A music store holds a half-price sale on all CDs. During the sale, people buy more CDs than usual. What does this event show?

A. inelasticity of demand
B. the substitution effect
C. the law of demand
D. the income effect

Not A

C. the law of demand

To identify what the event of the music store holding a half-price sale on CDs shows, we can analyze the given options:

A. Inelasticity of demand: Inelastic demand refers to a situation where changes in price have little or no effect on the quantity demanded. This option does not align with the given scenario as people are buying more CDs than usual during the sale, implying a price change had an impact on their purchasing behavior.

B. The substitution effect: The substitution effect suggests that when the price of a good decreases, consumers are more likely to substitute it for other goods. While it's possible that some consumers may choose to substitute other purchases with CDs during the sale, this option does not fully explain the increased demand for CDs.
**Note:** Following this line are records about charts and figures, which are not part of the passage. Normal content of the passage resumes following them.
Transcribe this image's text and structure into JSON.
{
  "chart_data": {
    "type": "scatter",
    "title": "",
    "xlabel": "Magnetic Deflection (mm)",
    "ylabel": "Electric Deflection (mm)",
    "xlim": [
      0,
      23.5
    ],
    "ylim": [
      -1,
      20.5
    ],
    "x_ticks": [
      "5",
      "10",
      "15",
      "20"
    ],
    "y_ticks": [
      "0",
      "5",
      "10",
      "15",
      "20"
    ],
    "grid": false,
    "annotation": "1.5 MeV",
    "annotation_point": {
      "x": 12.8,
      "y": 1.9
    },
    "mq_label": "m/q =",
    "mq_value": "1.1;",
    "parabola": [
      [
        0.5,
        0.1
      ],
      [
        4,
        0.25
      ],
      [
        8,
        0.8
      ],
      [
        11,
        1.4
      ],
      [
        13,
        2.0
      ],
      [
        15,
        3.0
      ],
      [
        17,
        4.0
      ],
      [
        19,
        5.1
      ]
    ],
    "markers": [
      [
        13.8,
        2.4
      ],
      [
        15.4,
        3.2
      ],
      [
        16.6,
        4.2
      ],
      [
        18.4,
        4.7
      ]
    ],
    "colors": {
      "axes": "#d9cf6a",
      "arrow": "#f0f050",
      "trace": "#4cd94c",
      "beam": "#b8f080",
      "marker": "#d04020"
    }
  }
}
C. The law of demand: The law of demand states that as the price of a good decreases, the quantity demanded increases, ceteris paribus (all other factors remaining constant). Since the scenario specifies that people are buying more CDs than usual during the half-price sale, this option aligns with the observed behavior.

D. The income effect: The income effect refers to the change in purchasing power resulting from changes in price. However, the scenario does not provide any information about changes in income. Therefore, it is unlikely that this option is the best explanation for the increased CD purchases.

Therefore, the most suitable answer is C. The event of people buying more CDs than usual during the half-price sale at the music store demonstrates the law of demand, which states that as the price of a good decreases, the quantity demanded increases.